Bab 01 - Pagi Terakhir
Sinar matahari menyelinap lembut melalui jendela kecil rumah sederhana. Membawa kehangatan yang perlahan membangunkan penghuninya. Di dapur, aroma nasi hangat dan telur goreng menyebar pelan.
Seorang pria paruh baya dengan wajah letih namun penuh kasih sibuk menyiapkan sarapan sambil sesekali memanggil kedua putrinya agar segera bangun. Tangannya cekatan meski sedikit kaku. Kebiasaan lama yang ia biasakan sejak istrinya meninggal dunia.
“Kirana, Davina… Ayo bangun! Nanti telurnya keburu dingin, lho!”
Kirana, anak sulungnya baru saja keluar dari kamar sambil merapikan rambutnya dan membantu menata makanan di meja makan.
“Iya, Yah… Sebentar lagi! Aku udah bangun kok!”
“Nah, gitu dong. Bantu Ayah taruh piring ya. Adik kamu belum bangun juga tuh.”
Kirana melirik ke arah kamar adiknya.
“Davina! Ayo bangun, udah pagi! Nanti kamu telat sekolah!”
Davina, anak bungsu menjawabnya dengan suara malas.
“Lima menit lagi, kak…”
Ayah tertawa kecil.
“Lima menitnya Davina itu bisa jadi setengah jam. Ayo, Nak, bangun. Ayah udah masakin nasi goreng kesukaan kamu, tuh.”
Davina pun akhirnya keluar kamar sambil mengucek mata.
“Hmm… Nasi goreng?”
“Iya, tapi kalau kamu nggak cepat duduk, nanti kak Kirana keburu makan punya kamu.”
Kirana berpura-pura.
“Wah, boleh juga tuh, Yah. Aku lapar banget pagi ini.”
Davina cepat-cepat duduk.
“Jangan! Aku mau satu!”
Ayah dan Kirana tertawa bersamaan. Mereka bertiga sarapan di meja kayu yang sederhana. Kadang sambil bercanda kecil. Kadang diam sambil menikmati kebersamaan yang terasa utuh meski tidak lengkap.
Di dinding tergantung foto keluarga lama. Sosok sang Ibu tersenyum lembut di sana. Menjadi pengingat akan kasih yang masih hidup di hati mereka setiap pagi.
Davina menatap foto Ibu di dinding.
“Yah… Kalau Ibu masih ada, pasti pagi-pagi kayak gini lebih ramai, ya?”
Ayah terdiam sejenak, lalu tersenyum lembut.
“Iya… Tapi Ayah rasa, Ibu pasti senang lihat kalian berdua tetap bisa tertawa seperti ini.”
Mereka bertiga menatap foto itu sebentar, lalu kembali melanjutkan sarapan dalam kehangatan sederhana. Rumah itu mungkin kecil dan sederhana. Tapi setiap paginya selalu dipenuhi dengan cinta, ketulusan, dan usaha untuk tetap kuat bersama.
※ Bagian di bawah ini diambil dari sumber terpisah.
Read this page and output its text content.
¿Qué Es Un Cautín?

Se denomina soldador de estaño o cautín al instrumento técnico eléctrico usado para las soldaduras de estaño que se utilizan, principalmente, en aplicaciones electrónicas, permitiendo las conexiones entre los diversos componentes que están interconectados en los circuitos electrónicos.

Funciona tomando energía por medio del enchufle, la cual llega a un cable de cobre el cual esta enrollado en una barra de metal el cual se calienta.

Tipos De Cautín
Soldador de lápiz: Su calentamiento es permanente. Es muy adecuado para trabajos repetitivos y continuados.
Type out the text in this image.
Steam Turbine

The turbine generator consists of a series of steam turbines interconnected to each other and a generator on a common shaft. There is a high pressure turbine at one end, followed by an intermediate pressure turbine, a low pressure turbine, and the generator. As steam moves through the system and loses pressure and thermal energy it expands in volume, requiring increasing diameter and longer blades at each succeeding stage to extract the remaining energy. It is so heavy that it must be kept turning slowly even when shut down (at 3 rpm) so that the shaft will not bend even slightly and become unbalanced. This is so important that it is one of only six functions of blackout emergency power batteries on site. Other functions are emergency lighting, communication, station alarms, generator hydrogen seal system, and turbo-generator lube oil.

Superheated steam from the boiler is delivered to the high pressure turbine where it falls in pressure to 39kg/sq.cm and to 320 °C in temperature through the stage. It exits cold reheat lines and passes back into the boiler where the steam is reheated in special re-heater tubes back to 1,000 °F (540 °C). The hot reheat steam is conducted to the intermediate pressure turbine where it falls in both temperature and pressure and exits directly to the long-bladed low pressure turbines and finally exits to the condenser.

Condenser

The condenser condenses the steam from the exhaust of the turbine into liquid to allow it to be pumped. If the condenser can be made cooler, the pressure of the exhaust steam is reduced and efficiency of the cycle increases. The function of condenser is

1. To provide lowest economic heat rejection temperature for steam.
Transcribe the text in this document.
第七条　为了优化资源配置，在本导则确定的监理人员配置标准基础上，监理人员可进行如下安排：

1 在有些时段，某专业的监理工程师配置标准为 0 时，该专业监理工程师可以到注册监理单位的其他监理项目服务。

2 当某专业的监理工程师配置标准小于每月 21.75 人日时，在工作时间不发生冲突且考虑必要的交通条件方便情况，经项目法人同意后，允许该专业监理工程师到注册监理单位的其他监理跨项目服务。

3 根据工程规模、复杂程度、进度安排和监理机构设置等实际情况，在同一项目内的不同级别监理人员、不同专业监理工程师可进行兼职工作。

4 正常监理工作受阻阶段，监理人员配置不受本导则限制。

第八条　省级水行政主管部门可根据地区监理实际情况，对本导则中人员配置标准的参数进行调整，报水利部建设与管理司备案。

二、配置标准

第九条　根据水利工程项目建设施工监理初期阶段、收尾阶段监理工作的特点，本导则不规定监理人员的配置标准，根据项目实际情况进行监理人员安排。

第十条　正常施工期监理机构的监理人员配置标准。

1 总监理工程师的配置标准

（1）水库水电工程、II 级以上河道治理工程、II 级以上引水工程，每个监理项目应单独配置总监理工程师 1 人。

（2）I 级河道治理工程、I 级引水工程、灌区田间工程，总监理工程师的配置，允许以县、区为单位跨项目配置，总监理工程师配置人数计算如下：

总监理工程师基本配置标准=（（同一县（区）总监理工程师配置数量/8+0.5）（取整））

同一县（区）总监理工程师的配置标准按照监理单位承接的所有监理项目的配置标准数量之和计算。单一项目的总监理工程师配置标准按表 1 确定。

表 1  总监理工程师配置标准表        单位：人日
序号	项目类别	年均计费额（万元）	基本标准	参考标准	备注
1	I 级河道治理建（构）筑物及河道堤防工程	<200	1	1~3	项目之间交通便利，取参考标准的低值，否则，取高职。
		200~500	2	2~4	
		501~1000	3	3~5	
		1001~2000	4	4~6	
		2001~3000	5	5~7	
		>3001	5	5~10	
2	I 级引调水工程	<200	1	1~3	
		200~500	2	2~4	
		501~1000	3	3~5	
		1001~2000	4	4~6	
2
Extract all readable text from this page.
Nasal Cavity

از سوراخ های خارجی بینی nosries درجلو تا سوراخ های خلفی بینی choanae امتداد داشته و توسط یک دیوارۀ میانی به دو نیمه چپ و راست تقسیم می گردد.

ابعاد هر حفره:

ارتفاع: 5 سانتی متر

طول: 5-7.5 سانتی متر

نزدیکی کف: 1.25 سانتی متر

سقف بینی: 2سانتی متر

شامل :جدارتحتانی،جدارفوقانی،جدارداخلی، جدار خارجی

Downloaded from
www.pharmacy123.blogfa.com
“Nanti kamu pulang sekolah seperti biasa kan, Davina?” tanya Ayah memastikan. Karena Davina walaupun sudah kelas 2 SMA, dia masih diantar dan dijemput oleh Ayahnya.
“Oh iya, nanti sore aku ada rapat osis di sekolah. Pulangnya agak telat, nggak apa-apa kan, Yah?”
“Nggak apa-apa, yang penting kamu hati-hati. Nanti kalau sudah selesai kamu langsung kabarin Ayah. Jangan sampai kamu pulag sendirian, ya.”
Davina menganggukkan kepalanya sambil mengunyah. Setelah selesai sarapan, Ayah bersiap-siap untuk mengantarkan Davina ke sekolah.
Ayah keluar dari rumah sederhana bersama anak bungsunya yang mengenakan seragam sekolah menengah atas. Motor tuan yang catnya mulai pudar dan knalpotnya kadang berasap sudah siap di depan rumah. Meski tak lagi mulus, motor itu selalu setia mengantar mereka setiap pagi.
Davina duduk di jok belakang sambil memeluk tas sekolahnya erat-erat. Ayahnya memastikan helm kecil itu terpasang benar di kepalanya sebelum menyalakan mesin motor yang meraung pelan.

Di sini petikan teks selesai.